For how can we know know how to attain virtue if we do not know adequately what virtue is. He reminds Meno that previously they said that in order for a man to be profitable and good, he must have knowledge.
Now, to whom should he go in order that he may learn this virtue? I am certain that if you were to ask any Athenian whether virtue was natural or acquired, he would laugh in your face, and say: If virtue was wisdom [or knowledge], then, as we thought, it was taught?
By the end of the dialogue, the participants which include Anytus, who enters toward the end and has a minor role have arrived at the classic state of Socratic aporia--they still do not know what virtue is, but at least they now know that they do not know.
Yes, Meno; but a principle which has any soundness should stand firm not only just now, but always.
And in supposing that they will be useful only if they are true guides to us of action-there we were also right? No, indeed; there would be small reason in that. And the space of four feet is made from this half line?
Indeed, Socrates, I protest that I had no such intention. And he may well be in a rage, for he thinks, in the first place, that I am defaming these gentlemen; and in the second place, he is of opinion that he is one of them himself.
Suppose now that some one asked you the question which I asked before: Myles Burnyeat and others, however, have argued that the phrase aitias logismos refers to a practical working out of a solution, rather than a justification.
What do you say to this answer? He has been telling me, Anytus, that he desires to attain that kind of wisdom and-virtue by which men order the state or the house, and honour their parents, and know when to receive and when to send away citizens and strangers, as a good man should. Can we call those teachers who do not acknowledge the possibility of their own vocation?
The next question is, whether virtue is knowledge or of another species? Therefore the double line, boy, has given a space, not twice, but four times as much. But if he always possessed this knowledge he would always have known; or if he has acquired the knowledge he could not have acquired it in this life, unless he has been taught geometry; for he may be made to do the same with all geometry and every other branch of knowledge.
Quite right; and that is just what I am saying about virtue-that there are other virtues as well as justice. I can tell why you made a simile about me. Meno, however, is still somewhat unsure what Socrates is getting at.Plato reveals the views of Socrates on the query of whether virtue is knowledge and whether virtue may be taught in a number of dialogues, mainly in Meno.
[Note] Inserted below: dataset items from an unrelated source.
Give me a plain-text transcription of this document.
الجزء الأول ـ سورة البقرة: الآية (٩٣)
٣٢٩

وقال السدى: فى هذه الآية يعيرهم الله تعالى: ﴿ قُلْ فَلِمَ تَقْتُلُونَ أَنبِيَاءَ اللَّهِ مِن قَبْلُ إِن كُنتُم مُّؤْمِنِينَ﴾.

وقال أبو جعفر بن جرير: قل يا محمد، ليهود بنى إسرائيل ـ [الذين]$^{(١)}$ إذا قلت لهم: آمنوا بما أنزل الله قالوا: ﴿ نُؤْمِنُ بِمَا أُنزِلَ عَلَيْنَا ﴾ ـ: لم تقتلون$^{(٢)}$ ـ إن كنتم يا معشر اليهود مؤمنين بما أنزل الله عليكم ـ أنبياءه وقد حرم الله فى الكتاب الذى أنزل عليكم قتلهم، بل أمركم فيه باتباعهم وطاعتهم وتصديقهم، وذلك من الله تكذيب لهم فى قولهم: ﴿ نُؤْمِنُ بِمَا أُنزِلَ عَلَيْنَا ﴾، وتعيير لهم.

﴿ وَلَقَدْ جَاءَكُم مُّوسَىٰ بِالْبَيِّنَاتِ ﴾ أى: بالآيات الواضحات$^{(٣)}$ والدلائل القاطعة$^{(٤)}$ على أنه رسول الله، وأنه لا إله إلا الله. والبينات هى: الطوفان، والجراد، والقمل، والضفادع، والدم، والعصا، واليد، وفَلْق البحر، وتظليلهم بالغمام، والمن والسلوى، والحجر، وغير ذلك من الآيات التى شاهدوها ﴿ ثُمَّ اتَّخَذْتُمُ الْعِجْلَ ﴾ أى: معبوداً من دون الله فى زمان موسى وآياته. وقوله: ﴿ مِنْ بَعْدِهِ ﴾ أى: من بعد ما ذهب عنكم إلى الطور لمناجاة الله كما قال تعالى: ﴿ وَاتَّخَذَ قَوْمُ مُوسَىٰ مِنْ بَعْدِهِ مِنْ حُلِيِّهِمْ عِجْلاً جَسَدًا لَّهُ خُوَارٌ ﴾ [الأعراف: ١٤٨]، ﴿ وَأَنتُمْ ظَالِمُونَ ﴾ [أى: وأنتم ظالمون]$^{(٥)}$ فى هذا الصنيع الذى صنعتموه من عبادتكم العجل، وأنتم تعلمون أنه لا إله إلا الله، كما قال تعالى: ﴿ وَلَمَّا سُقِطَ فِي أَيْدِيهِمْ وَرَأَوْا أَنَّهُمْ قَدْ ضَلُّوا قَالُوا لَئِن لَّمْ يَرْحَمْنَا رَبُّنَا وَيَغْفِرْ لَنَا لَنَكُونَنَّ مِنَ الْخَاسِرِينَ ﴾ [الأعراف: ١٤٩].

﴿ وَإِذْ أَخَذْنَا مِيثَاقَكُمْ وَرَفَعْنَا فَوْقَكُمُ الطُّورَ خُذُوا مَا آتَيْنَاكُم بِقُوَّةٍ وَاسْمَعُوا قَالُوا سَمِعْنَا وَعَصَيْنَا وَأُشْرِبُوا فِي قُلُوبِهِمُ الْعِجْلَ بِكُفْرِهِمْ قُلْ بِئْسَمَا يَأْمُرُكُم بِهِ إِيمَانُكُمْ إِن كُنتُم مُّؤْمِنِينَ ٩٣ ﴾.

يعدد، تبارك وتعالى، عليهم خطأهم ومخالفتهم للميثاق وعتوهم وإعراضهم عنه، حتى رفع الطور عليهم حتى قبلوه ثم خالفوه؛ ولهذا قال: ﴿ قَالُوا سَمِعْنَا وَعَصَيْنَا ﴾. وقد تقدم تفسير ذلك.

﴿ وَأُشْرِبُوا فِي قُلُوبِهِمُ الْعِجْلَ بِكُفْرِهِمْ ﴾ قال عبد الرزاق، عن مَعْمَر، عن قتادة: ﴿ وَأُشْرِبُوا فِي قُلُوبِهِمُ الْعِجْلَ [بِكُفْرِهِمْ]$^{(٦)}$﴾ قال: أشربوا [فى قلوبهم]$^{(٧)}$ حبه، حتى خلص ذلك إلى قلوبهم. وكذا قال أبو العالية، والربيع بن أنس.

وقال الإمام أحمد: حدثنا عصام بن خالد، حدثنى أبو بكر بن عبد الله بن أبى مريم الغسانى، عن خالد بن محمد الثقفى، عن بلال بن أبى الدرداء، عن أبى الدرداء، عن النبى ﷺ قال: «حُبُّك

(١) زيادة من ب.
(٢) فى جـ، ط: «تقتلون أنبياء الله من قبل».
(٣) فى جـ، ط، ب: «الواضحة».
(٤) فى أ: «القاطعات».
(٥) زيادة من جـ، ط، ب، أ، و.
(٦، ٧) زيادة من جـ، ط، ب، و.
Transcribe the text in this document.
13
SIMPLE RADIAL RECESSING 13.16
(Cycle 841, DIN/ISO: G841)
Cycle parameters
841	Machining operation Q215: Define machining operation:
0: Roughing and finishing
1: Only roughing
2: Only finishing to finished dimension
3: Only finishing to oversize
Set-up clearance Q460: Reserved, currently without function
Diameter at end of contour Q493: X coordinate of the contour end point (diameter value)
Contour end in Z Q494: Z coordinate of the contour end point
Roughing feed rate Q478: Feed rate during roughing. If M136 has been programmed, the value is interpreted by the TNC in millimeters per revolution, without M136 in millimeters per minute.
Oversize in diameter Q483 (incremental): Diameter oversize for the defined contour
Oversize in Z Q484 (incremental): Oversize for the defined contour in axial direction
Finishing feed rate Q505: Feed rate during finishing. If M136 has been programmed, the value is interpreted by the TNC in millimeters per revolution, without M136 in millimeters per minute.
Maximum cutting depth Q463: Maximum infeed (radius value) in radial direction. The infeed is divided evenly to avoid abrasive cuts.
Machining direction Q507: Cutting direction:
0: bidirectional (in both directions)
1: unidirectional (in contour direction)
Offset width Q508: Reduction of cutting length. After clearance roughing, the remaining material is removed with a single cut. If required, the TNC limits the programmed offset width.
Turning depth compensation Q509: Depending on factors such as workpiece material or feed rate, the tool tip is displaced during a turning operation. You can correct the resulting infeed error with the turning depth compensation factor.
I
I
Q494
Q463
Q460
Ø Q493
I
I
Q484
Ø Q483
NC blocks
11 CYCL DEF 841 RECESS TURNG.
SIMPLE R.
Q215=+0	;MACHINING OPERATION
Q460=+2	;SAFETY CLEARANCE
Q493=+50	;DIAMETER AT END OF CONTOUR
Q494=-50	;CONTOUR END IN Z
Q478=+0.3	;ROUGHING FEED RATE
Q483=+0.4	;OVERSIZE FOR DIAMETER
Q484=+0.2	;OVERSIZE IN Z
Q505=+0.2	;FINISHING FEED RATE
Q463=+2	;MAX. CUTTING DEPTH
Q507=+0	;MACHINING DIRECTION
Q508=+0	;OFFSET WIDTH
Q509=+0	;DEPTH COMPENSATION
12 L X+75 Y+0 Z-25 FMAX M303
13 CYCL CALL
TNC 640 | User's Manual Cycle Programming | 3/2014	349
In the dialogue, Socrates creates several differing arguments on virtue, which include the definition of virtue and questions on whether persons can attain it. Meno (/ ˈ m iː n oʊ /; Greek: Μένων, Menōn) is a Socratic dialogue written by cheri197.com appears to attempt to determine the definition of virtue, or arete, meaning virtue in general, rather than particular virtues, such as justice or cheri197.com first part of the work is written in the Socratic dialectical style and Meno is reduced to confusion or aporia.
Aug 27, · Summary of Meno for ED Table of Contents: - Meno – first step in an understanding of the educational project - What is virtue? - Prior. Meno: What Is Virtue? Aditya Venkataraman ID - Word count - ‘Can you tell me, Socrates, can virtue be taught?’, begins Meno, a beautiful and wealthy general, accustomed to giving grand answers to every question [76b].
Yet, within a few exchanges, he is. On the Teaching of Virtue in Plato’s Meno and the Nature of Philosophical Authority Abraham D.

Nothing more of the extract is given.